SENTENCIA CONSTITUCIONAL 1466/2005-R
Tribunal Constitucional Plurinacional de Bolivia

SENTENCIA CONSTITUCIONAL 1466/2005-R

Fecha: 18-Nov-2005

III.1.2. El procedimiento tributario

          La SC 0009/2004, de 28 de enero, ha establecido que “(...) el procedimiento tributario es el conjunto de actos realizados por la administración tributaria, en relación jurídica con el contribuyente, con la finalidad de determinar la deuda tributaria, conseguir el pago de la misma y, en su caso determinar los ilícitos tributarios para aplicar las sanciones previstas en el ordenamiento jurídico tributario (...)”; luego, la misma Sentencia expuso que también “(...) se ha previsto la vía de revisión del acto administrativo emitido por la administración tributaria a través del Recurso de Alzada y el Recurso Jerárquico a sustanciarse ante La Superintendencia Tributaria creada para el caso (...)”.

          Lo expuesto por la jurisprudencia glosada, implica que el legislador a tiempo de configurar los órganos y procedimientos tributarios, ha establecido que la fase constitutiva del acto administrativo tributario esté a cargo del SIN, como uno de los órganos de la gestión tributaria; y de otro lado, ha determinado que la fase de impugnación del acto administrativo tributario esta encargada a la Superintendencia Tributaria, como el segundo órgano de gestión tributaria.

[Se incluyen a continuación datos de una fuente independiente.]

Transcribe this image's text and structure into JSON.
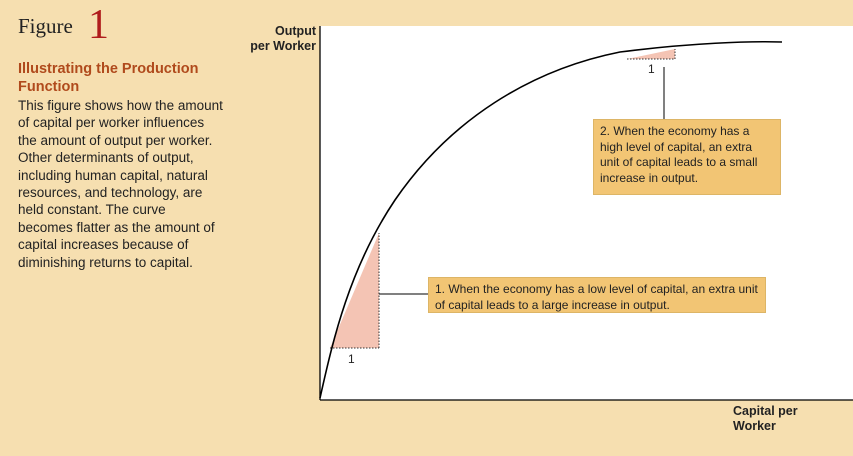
{
  "figure": {
    "label": "Figure",
    "number": "1",
    "title": "Illustrating the Production Function",
    "caption": "This figure shows how the amount of capital per worker influences the amount of output per worker. Other determinants of output, including human capital, natural resources, and technology, are held constant. The curve becomes flatter as the amount of capital increases because of diminishing returns to capital."
  },
  "axes": {
    "y_label_line1": "Output",
    "y_label_line2": "per Worker",
    "x_label_line1": "Capital per",
    "x_label_line2": "Worker"
  },
  "annotations": {
    "low_capital": "1. When the economy has a low level of capital, an extra unit of capital leads to a large increase in output.",
    "high_capital": "2. When the economy has a high level of capital, an extra unit of capital leads to a small increase in output.",
    "unit_low": "1",
    "unit_high": "1"
  },
  "colors": {
    "background": "#f6dfb0",
    "figure_number": "#b01c1c",
    "title": "#b04a1c",
    "callout": "#f2c574",
    "triangle_fill": "#f4c4b4",
    "curve": "#000000"
  }
}
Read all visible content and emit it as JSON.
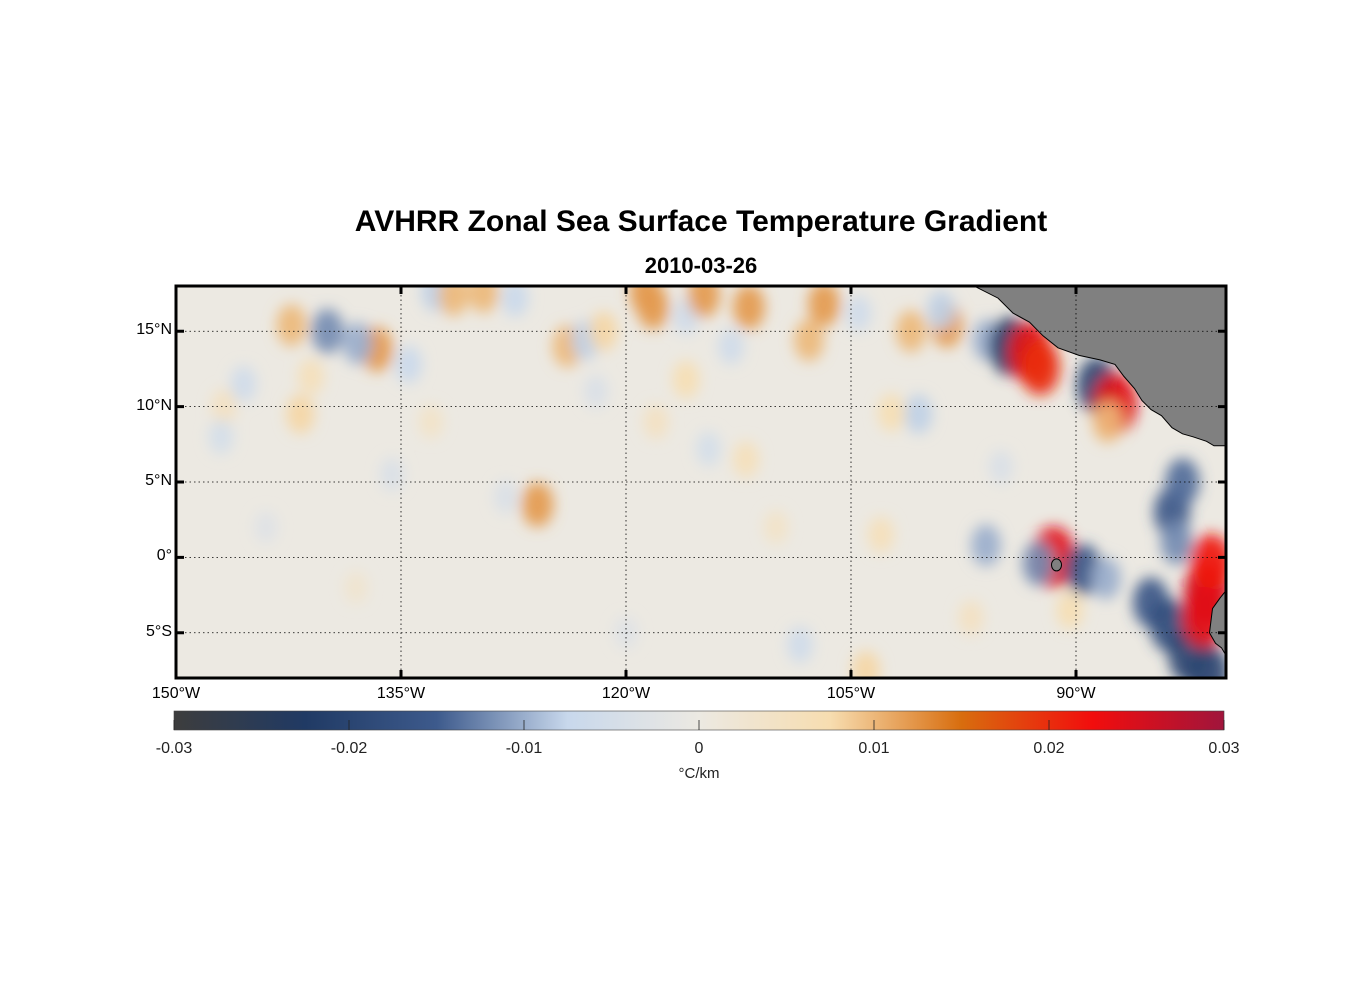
{
  "title": "AVHRR Zonal Sea Surface Temperature Gradient",
  "subtitle": "2010-03-26",
  "map": {
    "lon_range": [
      -150,
      -80
    ],
    "lat_range": [
      -8,
      18
    ],
    "lat_ticks": [
      {
        "value": 15,
        "label": "15°N"
      },
      {
        "value": 10,
        "label": "10°N"
      },
      {
        "value": 5,
        "label": "5°N"
      },
      {
        "value": 0,
        "label": "0°"
      },
      {
        "value": -5,
        "label": "5°S"
      }
    ],
    "lon_ticks": [
      {
        "value": -150,
        "label": "150°W"
      },
      {
        "value": -135,
        "label": "135°W"
      },
      {
        "value": -120,
        "label": "120°W"
      },
      {
        "value": -105,
        "label": "105°W"
      },
      {
        "value": -90,
        "label": "90°W"
      }
    ],
    "grid": "dotted",
    "land_color": "#808080",
    "features": [
      {
        "lon": -136.6,
        "lat": 13.8,
        "value": 0.012
      },
      {
        "lon": -142.3,
        "lat": 15.4,
        "value": 0.01
      },
      {
        "lon": -139.9,
        "lat": 15.0,
        "value": -0.012
      },
      {
        "lon": -137.9,
        "lat": 14.2,
        "value": -0.01
      },
      {
        "lon": -141.0,
        "lat": 12.0,
        "value": 0.006
      },
      {
        "lon": -141.7,
        "lat": 9.5,
        "value": 0.008
      },
      {
        "lon": -146.8,
        "lat": 10.0,
        "value": 0.005
      },
      {
        "lon": -145.5,
        "lat": 11.5,
        "value": -0.006
      },
      {
        "lon": -134.5,
        "lat": 12.8,
        "value": -0.007
      },
      {
        "lon": -132.7,
        "lat": 17.6,
        "value": -0.008
      },
      {
        "lon": -131.5,
        "lat": 17.4,
        "value": 0.01
      },
      {
        "lon": -129.5,
        "lat": 17.6,
        "value": 0.01
      },
      {
        "lon": -127.4,
        "lat": 17.2,
        "value": -0.007
      },
      {
        "lon": -123.9,
        "lat": 14.0,
        "value": 0.01
      },
      {
        "lon": -122.7,
        "lat": 14.4,
        "value": -0.008
      },
      {
        "lon": -121.5,
        "lat": 15.0,
        "value": 0.008
      },
      {
        "lon": -118.2,
        "lat": 16.6,
        "value": 0.012
      },
      {
        "lon": -118.7,
        "lat": 17.6,
        "value": 0.012
      },
      {
        "lon": -116.0,
        "lat": 16.0,
        "value": -0.006
      },
      {
        "lon": -114.8,
        "lat": 17.4,
        "value": 0.012
      },
      {
        "lon": -116.0,
        "lat": 11.8,
        "value": 0.007
      },
      {
        "lon": -113.0,
        "lat": 14.0,
        "value": -0.006
      },
      {
        "lon": -111.8,
        "lat": 16.6,
        "value": 0.012
      },
      {
        "lon": -106.8,
        "lat": 16.8,
        "value": 0.012
      },
      {
        "lon": -107.8,
        "lat": 14.4,
        "value": 0.01
      },
      {
        "lon": -104.5,
        "lat": 16.2,
        "value": -0.006
      },
      {
        "lon": -125.9,
        "lat": 3.5,
        "value": 0.012
      },
      {
        "lon": -112.0,
        "lat": 6.5,
        "value": 0.006
      },
      {
        "lon": -101.0,
        "lat": 15.0,
        "value": 0.01
      },
      {
        "lon": -98.6,
        "lat": 15.4,
        "value": 0.012
      },
      {
        "lon": -99.0,
        "lat": 16.4,
        "value": -0.008
      },
      {
        "lon": -95.9,
        "lat": 14.4,
        "value": -0.01
      },
      {
        "lon": -94.4,
        "lat": 14.0,
        "value": -0.022
      },
      {
        "lon": -93.1,
        "lat": 13.6,
        "value": 0.024
      },
      {
        "lon": -92.4,
        "lat": 12.6,
        "value": 0.02
      },
      {
        "lon": -88.6,
        "lat": 11.4,
        "value": -0.02
      },
      {
        "lon": -87.4,
        "lat": 10.2,
        "value": 0.024
      },
      {
        "lon": -87.9,
        "lat": 9.0,
        "value": 0.01
      },
      {
        "lon": -100.5,
        "lat": 9.5,
        "value": -0.008
      },
      {
        "lon": -102.3,
        "lat": 9.6,
        "value": 0.007
      },
      {
        "lon": -96.0,
        "lat": 0.8,
        "value": -0.01
      },
      {
        "lon": -91.5,
        "lat": 0.0,
        "value": 0.024
      },
      {
        "lon": -92.5,
        "lat": -0.4,
        "value": -0.012
      },
      {
        "lon": -89.5,
        "lat": -0.8,
        "value": -0.016
      },
      {
        "lon": -88.0,
        "lat": -1.4,
        "value": -0.01
      },
      {
        "lon": -90.4,
        "lat": -3.5,
        "value": 0.007
      },
      {
        "lon": -83.6,
        "lat": 3.0,
        "value": -0.016
      },
      {
        "lon": -82.9,
        "lat": 5.0,
        "value": -0.014
      },
      {
        "lon": -83.3,
        "lat": 1.0,
        "value": -0.012
      },
      {
        "lon": -85.0,
        "lat": -3.0,
        "value": -0.016
      },
      {
        "lon": -83.8,
        "lat": -4.5,
        "value": -0.018
      },
      {
        "lon": -82.5,
        "lat": -6.5,
        "value": -0.02
      },
      {
        "lon": -81.2,
        "lat": -7.6,
        "value": -0.02
      },
      {
        "lon": -81.3,
        "lat": -2.4,
        "value": 0.026
      },
      {
        "lon": -81.0,
        "lat": -0.4,
        "value": 0.022
      },
      {
        "lon": -81.5,
        "lat": -4.0,
        "value": 0.024
      },
      {
        "lon": -103.0,
        "lat": 1.5,
        "value": 0.006
      },
      {
        "lon": -104.0,
        "lat": -7.5,
        "value": 0.008
      },
      {
        "lon": -108.4,
        "lat": -5.8,
        "value": -0.006
      },
      {
        "lon": -120.0,
        "lat": -5.0,
        "value": -0.003
      },
      {
        "lon": -147.0,
        "lat": 8.0,
        "value": -0.005
      },
      {
        "lon": -133.0,
        "lat": 9.0,
        "value": 0.004
      },
      {
        "lon": -128.0,
        "lat": 4.0,
        "value": -0.004
      },
      {
        "lon": -135.6,
        "lat": 5.5,
        "value": -0.004
      },
      {
        "lon": -114.5,
        "lat": 7.2,
        "value": -0.005
      },
      {
        "lon": -110.0,
        "lat": 2.0,
        "value": 0.004
      },
      {
        "lon": -97.0,
        "lat": -4.0,
        "value": 0.005
      },
      {
        "lon": -95.0,
        "lat": 6.0,
        "value": -0.004
      },
      {
        "lon": -138.0,
        "lat": -2.0,
        "value": 0.003
      },
      {
        "lon": -144.0,
        "lat": 2.0,
        "value": -0.003
      },
      {
        "lon": -118.0,
        "lat": 9.0,
        "value": 0.005
      },
      {
        "lon": -122.0,
        "lat": 11.0,
        "value": -0.004
      }
    ]
  },
  "colorbar": {
    "min": -0.03,
    "max": 0.03,
    "ticks": [
      "-0.03",
      "-0.02",
      "-0.01",
      "0",
      "0.01",
      "0.02",
      "0.03"
    ],
    "label": "°C/km",
    "stops": [
      "#3d3d3d",
      "#203a64",
      "#3d5a8c",
      "#c8d8ec",
      "#ece9e2",
      "#f7ddb0",
      "#d86d0e",
      "#f20d0d",
      "#a0153c"
    ]
  }
}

          De lo expresado, se infiere que la gestión de los tributos se efectúa mediante actos administrativos, los cuales, tal como reconoce la doctrina del acto administrativo, tienen dos fases, la etapa de gestión o constitución del acto administrativo tributario, y la segunda de impugnación de dicho acto, a cargo de la Superintendencia Tributaria; resaltando como conclusión, que el acto administrativo tributario es uno sólo revisable por la vía de los recursos de impugnación; sin embargo, pese a que el acto administrativo tributario es uno sólo, correspondiente a la gestión del Órgano ejecutivo de los tributos y rentas nacionales, al haber sido encargado a órganos diferentes en sus dos etapas, se reconoce a ambos entes gestores relativa autonomía de gestión administrativa, funcional, técnica y financiera para el cumplimiento de sus roles específicos, aunque tendientes al mismo objeto, la gestión de las rentas y tributos.       

          Dicha autonomía de gestión tiene su fundamento en la necesidad de que, al cumplir sus funciones los órganos estatales se encuentran obligados a respetar los derechos y garantías de las personas que son el origen no sólo de las funciones que ejercen, sino del Estado mismo; por tanto, la garantía de un procedimiento tributario legal, llevado a cabo conforme los principios de legalidad y seguridad jurídica, es siempre un principio rector de todo acto administrativo y tributario; por ello la etapa de impugnación del acto tributario, aún teniendo el mismo objeto que la etapa constitutiva del acto, tiene también como objetivos resguardar los derechos del administrado.